Our team pushed mitigations early on in the incident, though the mitigations had further unexpected interactions with the newly built automation. While the service did begin to recover, the rate of recovery was slower than expected due to these interactions.

Once the interaction was identified, another manual change was made which completely restored the service.

What will imgix do to prevent this in the future?

We will be adding additional tooling which will enable us to more quickly identify proximate causes during incidents. We will also internally document the interactions and behaviors of our existing automation and mitigation runbooks to ensure smoother recovery times in the future. We also identified some improvement opportunities for some of our existing automation, which have completed fine-tuning.
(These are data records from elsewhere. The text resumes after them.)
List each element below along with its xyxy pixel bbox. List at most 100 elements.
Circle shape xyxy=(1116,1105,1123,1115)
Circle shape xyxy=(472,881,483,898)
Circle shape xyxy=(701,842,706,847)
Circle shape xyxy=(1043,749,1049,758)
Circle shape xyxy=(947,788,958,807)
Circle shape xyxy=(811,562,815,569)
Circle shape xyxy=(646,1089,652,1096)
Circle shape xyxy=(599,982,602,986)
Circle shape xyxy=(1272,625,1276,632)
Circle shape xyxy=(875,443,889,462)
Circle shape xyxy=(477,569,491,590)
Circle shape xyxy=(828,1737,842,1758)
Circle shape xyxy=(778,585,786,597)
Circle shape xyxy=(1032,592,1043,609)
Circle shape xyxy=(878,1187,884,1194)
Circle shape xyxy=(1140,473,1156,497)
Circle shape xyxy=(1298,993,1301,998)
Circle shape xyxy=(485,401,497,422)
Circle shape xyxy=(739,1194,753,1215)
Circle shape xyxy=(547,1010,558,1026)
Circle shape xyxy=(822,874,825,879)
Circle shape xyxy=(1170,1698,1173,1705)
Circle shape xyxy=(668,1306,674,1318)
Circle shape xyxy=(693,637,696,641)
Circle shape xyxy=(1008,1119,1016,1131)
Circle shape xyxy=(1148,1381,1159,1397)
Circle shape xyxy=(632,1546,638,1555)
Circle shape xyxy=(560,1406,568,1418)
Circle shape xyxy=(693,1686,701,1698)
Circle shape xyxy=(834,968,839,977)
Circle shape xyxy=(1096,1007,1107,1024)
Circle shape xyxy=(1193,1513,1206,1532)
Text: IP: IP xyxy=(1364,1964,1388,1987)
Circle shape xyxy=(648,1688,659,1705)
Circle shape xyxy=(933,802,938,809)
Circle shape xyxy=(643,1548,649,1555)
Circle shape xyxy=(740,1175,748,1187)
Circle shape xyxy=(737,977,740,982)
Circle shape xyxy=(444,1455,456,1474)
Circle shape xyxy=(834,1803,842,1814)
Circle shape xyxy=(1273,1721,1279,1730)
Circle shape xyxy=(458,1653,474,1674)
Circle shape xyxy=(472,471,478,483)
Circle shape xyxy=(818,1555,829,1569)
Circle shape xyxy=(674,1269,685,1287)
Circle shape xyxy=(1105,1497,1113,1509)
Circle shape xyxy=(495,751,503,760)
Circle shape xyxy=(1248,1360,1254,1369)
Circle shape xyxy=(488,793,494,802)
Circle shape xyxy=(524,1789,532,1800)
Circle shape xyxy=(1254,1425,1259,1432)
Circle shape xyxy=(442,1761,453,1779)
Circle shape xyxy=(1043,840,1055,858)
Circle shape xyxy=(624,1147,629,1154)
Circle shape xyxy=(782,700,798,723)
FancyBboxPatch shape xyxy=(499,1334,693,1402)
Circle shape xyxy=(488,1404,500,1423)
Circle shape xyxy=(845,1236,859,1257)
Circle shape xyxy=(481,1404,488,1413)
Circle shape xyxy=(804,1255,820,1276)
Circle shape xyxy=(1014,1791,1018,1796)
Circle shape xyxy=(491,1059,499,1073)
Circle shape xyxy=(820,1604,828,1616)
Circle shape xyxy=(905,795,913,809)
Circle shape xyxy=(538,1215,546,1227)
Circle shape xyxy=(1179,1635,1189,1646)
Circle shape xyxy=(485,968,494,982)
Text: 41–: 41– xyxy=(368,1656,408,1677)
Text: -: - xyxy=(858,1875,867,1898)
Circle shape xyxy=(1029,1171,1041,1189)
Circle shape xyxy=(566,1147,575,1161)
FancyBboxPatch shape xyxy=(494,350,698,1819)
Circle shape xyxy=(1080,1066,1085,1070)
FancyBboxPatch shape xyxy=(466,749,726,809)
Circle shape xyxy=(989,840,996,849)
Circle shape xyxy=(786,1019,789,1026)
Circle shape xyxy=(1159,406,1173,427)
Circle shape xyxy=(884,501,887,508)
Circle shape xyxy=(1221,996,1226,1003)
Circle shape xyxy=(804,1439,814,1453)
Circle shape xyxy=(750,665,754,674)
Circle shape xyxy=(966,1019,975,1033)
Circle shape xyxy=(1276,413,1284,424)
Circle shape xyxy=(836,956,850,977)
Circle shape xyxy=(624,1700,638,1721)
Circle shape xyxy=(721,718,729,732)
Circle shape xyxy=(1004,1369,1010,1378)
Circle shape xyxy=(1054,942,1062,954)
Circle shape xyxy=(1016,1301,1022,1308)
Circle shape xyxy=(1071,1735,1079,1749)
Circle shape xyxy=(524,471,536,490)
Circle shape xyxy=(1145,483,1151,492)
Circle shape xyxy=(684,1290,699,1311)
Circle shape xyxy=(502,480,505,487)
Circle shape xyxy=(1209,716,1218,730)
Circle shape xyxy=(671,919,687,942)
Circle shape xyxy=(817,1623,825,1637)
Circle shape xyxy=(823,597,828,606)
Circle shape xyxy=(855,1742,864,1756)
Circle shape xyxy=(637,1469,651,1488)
Posted Dec 22, 2021 - 11:19 PST

Resolved
This incident has been resolved.
Posted Dec 16, 2021 - 21:58 PST
Update
This incident has been resolved.
Posted Dec 16, 2021 - 21:58 PST
Monitoring
A fix has been implemented and error rates have returned to normal. We are monitoring the situation.
Posted Dec 16, 2021 - 21:42 PST
Investigating
We are currently investigating elevated render error rates for uncached derivative images. We will update once when we obtain more information.

Previously cached derivatives are not impacted.
Posted Dec 16, 2021 - 21:33 PST
This incident affected: Rendering Infrastructure.